I cast Scorching Ray targeting Bob. Bob is only one creature, and Scorching Ray doesn't have a range of self. Therefore, I qualify for the prerequisites.

Oh, but Scorching Ray could target more than one creature, you say! Therefore if it could then no no no!

Then by that logic, I cannot twin Fire Bolt, because Fire Bolt can target a creature OR object. Because it COULD target an object, this logic states that it doesn't qualify

The emphasis is on the word "one" not on the type. I think that's pretty obvious. Also, it's a strawman as I was not arguing that.

So no, Twin Spell did NOT always work this way by RAW. The intent was not to work this way according to Crawford, hence the change.

I disagree, it did always work that way by RAW. If the spell can have more than one target at the same time (not types of targets, quantity of targets simultaneously, as in more than one at the same time) then it cannot be twinned. That was always I think the pretty obvious read on the ability, and I still don't really get the argument that the ability is based on what your intent is as opposed to the text of the spell in question. Seemed like the "what's the casters intent" is a means of trying to game the rules beyond the obvious intent of those rules.
 

Throw in the even sicker combo of a paladin using Vow to offset the penalty and smiting on top of using GWM, you get some really sick damage you have to carefully plan for as a DM.
Don't forget that vengeance paladins can haste themselves as well! Wow, and they can vow 1/short rest as well. Never noticed that combo before. Excuse me while I go roll up a human vengeance paladin... :)
 

The emphasis is on the word "one" not on the type. I think that's pretty obvious. Also, it's a strawman as I was not arguing that.



I disagree, it did always work that way by RAW. If the spell can have more than one target at the same time (not types of targets, quantity of targets simultaneously, as in more than one at the same time) then it cannot be twinned. That was always I think the pretty obvious read on the ability, and I still don't really get the argument that the ability is based on what your intent is as opposed to the text of the spell in question. Seemed like the "what's the casters intent" is a means of trying to game the rules beyond the obvious intent of those rules.

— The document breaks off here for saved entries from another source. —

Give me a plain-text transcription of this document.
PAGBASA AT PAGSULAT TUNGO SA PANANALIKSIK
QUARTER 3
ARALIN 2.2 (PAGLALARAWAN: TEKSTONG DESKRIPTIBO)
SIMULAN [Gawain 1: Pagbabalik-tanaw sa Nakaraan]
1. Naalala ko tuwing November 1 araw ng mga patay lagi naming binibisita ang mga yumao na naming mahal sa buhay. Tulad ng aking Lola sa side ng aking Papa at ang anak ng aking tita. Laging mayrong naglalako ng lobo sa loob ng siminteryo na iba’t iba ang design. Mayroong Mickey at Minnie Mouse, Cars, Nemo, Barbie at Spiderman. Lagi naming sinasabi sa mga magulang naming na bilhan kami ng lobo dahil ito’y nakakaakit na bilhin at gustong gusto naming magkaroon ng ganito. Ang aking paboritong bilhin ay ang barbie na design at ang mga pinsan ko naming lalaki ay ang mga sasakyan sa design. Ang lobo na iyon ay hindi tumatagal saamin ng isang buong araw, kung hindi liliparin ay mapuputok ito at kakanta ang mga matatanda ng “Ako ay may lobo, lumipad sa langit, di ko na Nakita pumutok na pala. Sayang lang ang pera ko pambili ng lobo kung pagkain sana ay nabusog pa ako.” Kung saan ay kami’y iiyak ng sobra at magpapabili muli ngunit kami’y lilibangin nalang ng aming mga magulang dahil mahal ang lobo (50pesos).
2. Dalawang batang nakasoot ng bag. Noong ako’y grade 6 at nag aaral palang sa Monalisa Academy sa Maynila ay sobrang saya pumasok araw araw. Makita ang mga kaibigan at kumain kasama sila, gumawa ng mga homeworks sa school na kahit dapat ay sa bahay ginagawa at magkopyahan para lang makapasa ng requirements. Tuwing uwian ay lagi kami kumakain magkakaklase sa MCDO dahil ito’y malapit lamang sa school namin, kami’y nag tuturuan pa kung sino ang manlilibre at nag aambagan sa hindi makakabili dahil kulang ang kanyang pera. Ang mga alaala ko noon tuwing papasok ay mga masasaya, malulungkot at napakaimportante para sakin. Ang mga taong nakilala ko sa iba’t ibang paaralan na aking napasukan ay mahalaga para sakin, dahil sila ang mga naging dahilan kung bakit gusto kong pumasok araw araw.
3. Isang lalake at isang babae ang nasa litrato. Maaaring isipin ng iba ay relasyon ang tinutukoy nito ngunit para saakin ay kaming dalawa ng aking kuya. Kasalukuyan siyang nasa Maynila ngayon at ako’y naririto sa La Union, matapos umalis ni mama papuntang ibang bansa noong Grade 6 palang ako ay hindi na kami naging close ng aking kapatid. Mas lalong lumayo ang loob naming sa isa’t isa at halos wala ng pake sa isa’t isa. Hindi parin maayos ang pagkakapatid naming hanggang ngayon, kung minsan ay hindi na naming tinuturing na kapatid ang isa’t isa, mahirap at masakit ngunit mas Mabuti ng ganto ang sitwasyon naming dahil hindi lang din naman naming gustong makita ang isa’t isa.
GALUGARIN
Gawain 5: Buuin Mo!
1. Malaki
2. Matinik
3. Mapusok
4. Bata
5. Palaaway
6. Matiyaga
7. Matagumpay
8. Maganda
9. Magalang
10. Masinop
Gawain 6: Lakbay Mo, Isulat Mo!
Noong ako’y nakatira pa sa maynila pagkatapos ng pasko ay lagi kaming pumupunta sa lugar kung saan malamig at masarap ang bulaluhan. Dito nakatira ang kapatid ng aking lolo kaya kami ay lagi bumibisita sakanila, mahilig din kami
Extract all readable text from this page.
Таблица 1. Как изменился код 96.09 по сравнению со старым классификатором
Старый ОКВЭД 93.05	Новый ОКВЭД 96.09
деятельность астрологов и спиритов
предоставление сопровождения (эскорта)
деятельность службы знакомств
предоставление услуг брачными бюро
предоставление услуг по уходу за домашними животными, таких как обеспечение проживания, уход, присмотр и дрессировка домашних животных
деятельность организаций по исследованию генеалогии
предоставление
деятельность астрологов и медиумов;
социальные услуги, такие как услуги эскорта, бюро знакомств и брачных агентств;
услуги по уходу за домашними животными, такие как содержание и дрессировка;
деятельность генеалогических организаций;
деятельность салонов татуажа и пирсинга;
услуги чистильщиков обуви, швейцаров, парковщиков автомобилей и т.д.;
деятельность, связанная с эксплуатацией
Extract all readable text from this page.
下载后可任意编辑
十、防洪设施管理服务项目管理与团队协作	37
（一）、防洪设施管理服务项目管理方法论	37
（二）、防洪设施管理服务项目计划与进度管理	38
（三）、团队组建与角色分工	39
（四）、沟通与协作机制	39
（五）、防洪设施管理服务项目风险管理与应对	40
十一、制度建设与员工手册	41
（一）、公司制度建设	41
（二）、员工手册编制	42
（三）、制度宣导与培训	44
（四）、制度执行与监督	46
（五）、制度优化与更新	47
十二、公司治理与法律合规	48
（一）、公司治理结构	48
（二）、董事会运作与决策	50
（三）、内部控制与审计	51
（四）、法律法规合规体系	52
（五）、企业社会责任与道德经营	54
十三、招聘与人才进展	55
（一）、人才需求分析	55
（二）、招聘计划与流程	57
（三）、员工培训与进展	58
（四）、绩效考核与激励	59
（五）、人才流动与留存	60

No, what you're doing is now cherry picking which words you want to focus on to suit your idea of what the sentence means. There is no "clear emphasis," you either apply your logic to the complete sentence or you do not.

"When you cast a spell that targets only one creature and doesn't have a range of self..."

If you say that "only one creature" means spells that CAN do otherwise are ineligible, then Fire Bolt is ineligible too, because it too can target something beyond one creature (objects). But you're just ignoring that because it doesn't suit your interpretation.
 

The emphasis is on the word "one" not on the type. I think that's pretty obvious.
Sorry Mistwell, I know you've been around here forever but I have to agree that this was more ambiguous than you're claiming. I think "as long as it only targeted one creature" was a completely valid way to interpret that sentence - thus the ruling to take away that interpretation. (Whether or not someone can rightfully claim it as a "nerf" is still subject to debate.)